Xerox is also previewing its next-generation digital press, the "Futurecolor." The system is said to take a modular approach to system design and will be capable of producing offset-quality, full-color booklets, catalogs, magazines, brochures, manuals and newsletters.

NexPress Solutions (a joint venture of Heidelberg and Kodak) unveiled its widely anticipated NexPress 2100 digital color press. Expected to ship next year, the NexPress 2100 features 600-dpi "DryInk" (xerographic) imaging technology and prints on 13.8 x 18.5-inch sheets at a rated speed of 70 ppm. It includes variable-data features and is driven by Adobe's Extreme PostScript/PDF software.

Karat Digital Press announced the commercial launch of its four-up direct-imaging offset press, the 74 Karat. A joint development between press manufacturer KBA and prepress-systems maker CreoScitex, the $990,000 system uses a laser to image waterless plates at variable resolutions from 1,524 to 3,556 dpi.

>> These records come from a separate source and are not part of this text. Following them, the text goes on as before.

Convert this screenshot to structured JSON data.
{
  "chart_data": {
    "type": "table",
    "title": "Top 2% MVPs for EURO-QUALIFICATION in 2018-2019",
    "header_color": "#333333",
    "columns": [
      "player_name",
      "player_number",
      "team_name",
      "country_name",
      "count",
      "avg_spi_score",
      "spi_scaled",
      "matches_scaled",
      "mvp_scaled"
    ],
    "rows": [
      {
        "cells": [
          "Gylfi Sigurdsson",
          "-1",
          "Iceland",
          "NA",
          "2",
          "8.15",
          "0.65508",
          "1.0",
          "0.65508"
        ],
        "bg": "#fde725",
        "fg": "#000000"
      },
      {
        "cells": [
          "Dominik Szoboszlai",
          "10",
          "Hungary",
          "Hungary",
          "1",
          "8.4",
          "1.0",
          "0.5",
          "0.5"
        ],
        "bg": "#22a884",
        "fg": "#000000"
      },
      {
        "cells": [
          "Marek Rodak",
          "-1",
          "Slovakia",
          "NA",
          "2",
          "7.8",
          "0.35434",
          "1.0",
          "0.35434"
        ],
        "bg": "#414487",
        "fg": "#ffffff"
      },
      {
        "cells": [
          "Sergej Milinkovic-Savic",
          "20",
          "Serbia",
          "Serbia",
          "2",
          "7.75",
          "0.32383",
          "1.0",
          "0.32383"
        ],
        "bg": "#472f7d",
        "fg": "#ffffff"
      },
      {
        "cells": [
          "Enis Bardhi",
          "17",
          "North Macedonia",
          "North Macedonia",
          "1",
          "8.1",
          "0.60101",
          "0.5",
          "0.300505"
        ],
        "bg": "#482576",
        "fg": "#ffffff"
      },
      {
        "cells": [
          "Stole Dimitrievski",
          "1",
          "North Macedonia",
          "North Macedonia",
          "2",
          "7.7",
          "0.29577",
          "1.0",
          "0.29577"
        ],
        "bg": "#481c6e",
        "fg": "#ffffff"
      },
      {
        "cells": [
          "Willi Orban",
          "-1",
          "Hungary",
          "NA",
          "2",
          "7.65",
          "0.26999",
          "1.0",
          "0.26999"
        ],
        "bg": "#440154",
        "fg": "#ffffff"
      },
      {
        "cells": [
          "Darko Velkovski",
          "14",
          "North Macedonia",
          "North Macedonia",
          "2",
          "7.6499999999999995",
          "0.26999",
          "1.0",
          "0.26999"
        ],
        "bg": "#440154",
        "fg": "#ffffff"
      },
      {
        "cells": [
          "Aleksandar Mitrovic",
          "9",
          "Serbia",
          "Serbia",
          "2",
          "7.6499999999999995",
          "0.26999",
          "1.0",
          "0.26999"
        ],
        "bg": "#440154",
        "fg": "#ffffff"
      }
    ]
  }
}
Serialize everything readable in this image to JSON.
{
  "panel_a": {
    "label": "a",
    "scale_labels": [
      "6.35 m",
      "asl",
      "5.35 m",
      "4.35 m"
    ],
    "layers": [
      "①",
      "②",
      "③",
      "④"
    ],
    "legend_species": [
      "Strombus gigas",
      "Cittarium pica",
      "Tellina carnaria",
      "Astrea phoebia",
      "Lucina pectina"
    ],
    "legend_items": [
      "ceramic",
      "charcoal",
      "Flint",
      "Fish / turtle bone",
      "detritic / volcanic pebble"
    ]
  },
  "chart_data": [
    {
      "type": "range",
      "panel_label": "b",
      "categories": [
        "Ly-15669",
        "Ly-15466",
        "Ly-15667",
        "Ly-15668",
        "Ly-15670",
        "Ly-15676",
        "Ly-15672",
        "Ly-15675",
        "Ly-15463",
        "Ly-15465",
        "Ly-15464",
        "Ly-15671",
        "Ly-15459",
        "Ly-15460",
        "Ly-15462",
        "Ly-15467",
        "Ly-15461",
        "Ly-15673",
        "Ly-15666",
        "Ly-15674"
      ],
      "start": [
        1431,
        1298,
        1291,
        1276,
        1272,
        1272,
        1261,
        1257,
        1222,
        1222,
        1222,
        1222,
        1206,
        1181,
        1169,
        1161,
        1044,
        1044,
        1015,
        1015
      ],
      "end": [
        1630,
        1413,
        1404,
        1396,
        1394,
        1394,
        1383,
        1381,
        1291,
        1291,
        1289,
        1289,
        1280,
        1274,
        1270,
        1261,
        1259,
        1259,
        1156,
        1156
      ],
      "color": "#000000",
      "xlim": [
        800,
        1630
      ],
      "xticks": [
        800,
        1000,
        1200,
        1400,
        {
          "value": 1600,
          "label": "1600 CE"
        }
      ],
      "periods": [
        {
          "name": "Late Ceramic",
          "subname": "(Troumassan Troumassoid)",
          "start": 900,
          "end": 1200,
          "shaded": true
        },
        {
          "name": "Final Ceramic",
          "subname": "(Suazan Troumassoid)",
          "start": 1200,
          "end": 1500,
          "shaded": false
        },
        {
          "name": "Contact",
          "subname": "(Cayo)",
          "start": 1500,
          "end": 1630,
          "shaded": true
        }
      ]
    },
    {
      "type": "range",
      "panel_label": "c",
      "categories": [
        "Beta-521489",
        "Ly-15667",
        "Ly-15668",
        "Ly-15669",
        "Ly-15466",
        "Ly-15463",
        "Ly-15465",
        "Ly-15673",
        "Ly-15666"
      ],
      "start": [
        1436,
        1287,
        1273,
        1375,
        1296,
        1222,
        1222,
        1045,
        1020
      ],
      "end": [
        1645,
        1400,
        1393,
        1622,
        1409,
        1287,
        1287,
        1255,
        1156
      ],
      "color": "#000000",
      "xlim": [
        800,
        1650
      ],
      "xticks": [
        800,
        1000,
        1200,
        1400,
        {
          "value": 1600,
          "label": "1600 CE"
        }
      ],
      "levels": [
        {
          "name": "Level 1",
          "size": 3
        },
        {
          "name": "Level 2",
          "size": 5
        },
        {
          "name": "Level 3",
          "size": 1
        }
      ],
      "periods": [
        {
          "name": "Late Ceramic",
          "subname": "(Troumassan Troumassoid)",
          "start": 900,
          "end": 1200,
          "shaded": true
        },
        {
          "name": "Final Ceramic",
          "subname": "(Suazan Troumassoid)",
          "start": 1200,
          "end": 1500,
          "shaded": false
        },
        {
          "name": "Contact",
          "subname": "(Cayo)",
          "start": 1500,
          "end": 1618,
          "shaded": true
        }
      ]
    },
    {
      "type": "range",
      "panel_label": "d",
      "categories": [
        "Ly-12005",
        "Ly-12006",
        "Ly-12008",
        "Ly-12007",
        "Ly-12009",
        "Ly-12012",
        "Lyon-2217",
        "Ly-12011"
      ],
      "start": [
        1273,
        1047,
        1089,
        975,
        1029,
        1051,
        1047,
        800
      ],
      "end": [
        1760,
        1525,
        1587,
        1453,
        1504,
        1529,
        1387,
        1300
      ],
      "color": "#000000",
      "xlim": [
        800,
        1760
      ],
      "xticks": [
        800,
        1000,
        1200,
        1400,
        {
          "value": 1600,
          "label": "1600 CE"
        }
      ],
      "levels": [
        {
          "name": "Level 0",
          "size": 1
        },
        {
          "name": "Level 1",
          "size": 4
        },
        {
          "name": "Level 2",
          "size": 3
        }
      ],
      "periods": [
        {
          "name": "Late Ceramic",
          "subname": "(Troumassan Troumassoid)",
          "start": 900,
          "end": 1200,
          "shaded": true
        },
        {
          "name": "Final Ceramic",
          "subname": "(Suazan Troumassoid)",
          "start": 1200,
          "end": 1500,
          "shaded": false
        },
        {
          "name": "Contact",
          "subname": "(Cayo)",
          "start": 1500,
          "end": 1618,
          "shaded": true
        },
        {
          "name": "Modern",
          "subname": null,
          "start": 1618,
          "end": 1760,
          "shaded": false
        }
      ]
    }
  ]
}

Banta Integrated Media is demonstrating variable-data printing technology in Datamerge 4.0, which allows QuarkXPress users to use standard databases to create personalized printed pieces.

Markzware is highlighting two new preflight products. MarkzNet is a Web-based system that allows content creators to submit projects to production vendors via FTP sites with customizable preflight controls. MarkzScout 2.0, an upgrade of Markzware's automated preflighting/publishing-workflow, offers several new features, including the ability to create PDFs from native files, expanded FlightCheck and Photoshop action points, and a "Job Flattening" tool.

Imation is showing several digital-proofing and color-management technologies. The company's Matchprint digital-proofing software and media transform HP DesignJet ColorPro GA, Canon BJC-8500, Epson Stylus Pro 5000 and 7000, and large-format HP DesignJet 2000 printers into digital color-proofing systems. Imation is also showing Verifi, software that allows accurate colors to be displayed on Web sites.

X-Rite is demonstrating a system that allows files with measured color values to be transmitted across the Internet, ensuring accurate color calibration between remote locations. The company, best known as a manufacturer of color-measuring devices, has also devised a method of producing miniature color bars in the non-image area of a press sheet that include all of the color data needed to make ICC profiles.

PDF-related technologies are well-represented. Enfocus Software is previewing new features in its PitStop preflight and editing plug-in for Adobe Acrobat. These include new color conversion functions and the ability to repurpose PDF print documents for use on the Internet.

Farrukh Systems launched Imposition Publisher 4.1, but is also previewing forthcoming releases. Version 4.5, which will be available later this year, will offer automation and workflow-integration features, and Version 5 -- scheduled for release in early 2001 -- will impose native PDF pages.